Eran dos perfectos desconocidos. Estaban solos, en aquella estación de tren perdida en mitad de la llanura rural. Sin equipaje, ninguno de los dos llevaba nada más que lo puesto. No hablaban, como ya hemos dicho no se conocían en absoluto, nunca antes se habían visto. No se prestaban atención, cada uno iba a la suya, absortos a saber en qué pensamientos. Y solos, sí, no había nadie más en aquel andén que recordaba a los que aparecen en algunas películas antiguas, de las de blanco y negro. Ni siquiera había funcionarios de la compañía ferroviaria. Era tanta la soledad de aquel páramo perdido en la nada, que la estación no necesitaba empleados. Los dos extraños eran seguramente los primeros y únicos viajeros que pasarían por allí en aquel año que apuraba las últimas semanas de vida.
El tiempo transcurría con parsimonia, lento, casi parecía haberse detenido. La inclinación de la sombra del hombre –no lo habíamos especificado, pero sí, los viajeros eran un hombre y una mujer, ambos de edad indeterminada, más cerca de la madurez que de la primera juventud–, la inclinación de aquella sombra llevaba largo rato sin variar un solo grado; extraño, sí, pero ni la luz del día parecía querer avanzar.
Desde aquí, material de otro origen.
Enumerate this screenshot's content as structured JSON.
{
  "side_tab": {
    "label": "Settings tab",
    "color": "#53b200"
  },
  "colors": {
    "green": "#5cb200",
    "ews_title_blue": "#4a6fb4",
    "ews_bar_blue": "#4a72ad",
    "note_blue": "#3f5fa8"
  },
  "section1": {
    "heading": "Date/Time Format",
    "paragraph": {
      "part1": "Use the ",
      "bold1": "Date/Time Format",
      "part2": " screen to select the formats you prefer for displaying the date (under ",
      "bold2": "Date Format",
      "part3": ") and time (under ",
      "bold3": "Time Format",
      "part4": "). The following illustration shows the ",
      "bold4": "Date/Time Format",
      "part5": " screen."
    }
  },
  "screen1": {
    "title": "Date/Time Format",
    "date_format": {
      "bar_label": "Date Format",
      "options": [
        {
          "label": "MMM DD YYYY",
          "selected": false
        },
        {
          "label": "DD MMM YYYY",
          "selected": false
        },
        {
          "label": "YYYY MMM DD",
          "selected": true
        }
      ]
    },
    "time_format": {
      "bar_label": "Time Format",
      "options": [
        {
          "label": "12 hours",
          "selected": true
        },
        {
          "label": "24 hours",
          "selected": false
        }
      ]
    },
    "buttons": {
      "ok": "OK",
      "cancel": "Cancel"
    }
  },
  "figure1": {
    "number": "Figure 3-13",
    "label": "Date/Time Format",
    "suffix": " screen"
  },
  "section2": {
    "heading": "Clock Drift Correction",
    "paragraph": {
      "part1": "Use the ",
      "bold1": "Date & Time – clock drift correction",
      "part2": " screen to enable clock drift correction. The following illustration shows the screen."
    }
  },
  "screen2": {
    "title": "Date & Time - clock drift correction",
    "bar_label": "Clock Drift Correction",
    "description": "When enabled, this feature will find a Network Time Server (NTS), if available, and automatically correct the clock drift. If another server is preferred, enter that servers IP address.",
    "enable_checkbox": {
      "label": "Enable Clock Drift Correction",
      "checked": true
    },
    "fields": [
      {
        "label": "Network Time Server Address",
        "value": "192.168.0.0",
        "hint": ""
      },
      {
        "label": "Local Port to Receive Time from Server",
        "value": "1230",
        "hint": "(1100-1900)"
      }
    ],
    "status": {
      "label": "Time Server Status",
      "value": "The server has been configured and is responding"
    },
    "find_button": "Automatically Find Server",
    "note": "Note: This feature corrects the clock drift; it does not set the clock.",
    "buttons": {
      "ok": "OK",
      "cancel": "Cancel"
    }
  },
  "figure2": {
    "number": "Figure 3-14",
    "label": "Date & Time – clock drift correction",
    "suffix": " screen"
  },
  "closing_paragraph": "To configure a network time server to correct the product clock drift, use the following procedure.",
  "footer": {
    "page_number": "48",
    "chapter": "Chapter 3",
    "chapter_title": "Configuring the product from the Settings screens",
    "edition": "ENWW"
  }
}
Debía estar cerca ya el crepúsculo. Uno de esos breves e intensos ocasos de finales de otoño, que por su efímero paso dejan un rastro de belleza difícilmente imaginable en otra época del año.
La mujer, hermosa, de belleza singular, de facciones y silueta con reminiscencias grecorromanas, dirigió su mirada hacia el hombre por primera vez en todo el rato. Sintió deseos de acercarse y entablar conversación, pero no lo hizo y desvió su mirada. Unos minutos después, cuando volvió a mirar en dirección al desconocido, éste estaba a escasos metros de ella. Se había aproximado, mas no le dirigía la palabra, permanecía callado.
—¿Qué tren espera usted? Al final, él se atrevió a preguntar. Su voz sonaba grave pero agradable, trasmitía confianza. —El primero que pase. La respuesta de ella sonó mucho más sincera de lo que cabría esperar.
No volvieron a cruzar palabra alguna. Al fin oscureció y un tren de los antiguos, de los de motor de combustión, se acercó traqueteando a la estación. Iba tan lento que casi no hubiera sido necesario que parara para subirse a él. Pero se detuvo frente a ellos. Se abrió una única puerta y un revisor, de los de antes, con gorra de visera, se asomó, les franqueó el paso e hizo señas para que subieran. No obtuvo respuesta, no parecían querer subir. El revisor se encogió de hombros, hizo sonar el silbato y el ferrocarril reanudó la marcha dejando tras de sí un leve olor a gasóleo quemado.
El hombre y la mujer estaban juntos, sentados en el mismo banco de aquella estación perdida, en un páramo rural solitario y posiblemente deshabitado. Pero algo variaba, ya no estaban solos. Ambos habían encontrado su tren, el tren que llevaban tanto tiempo esperando.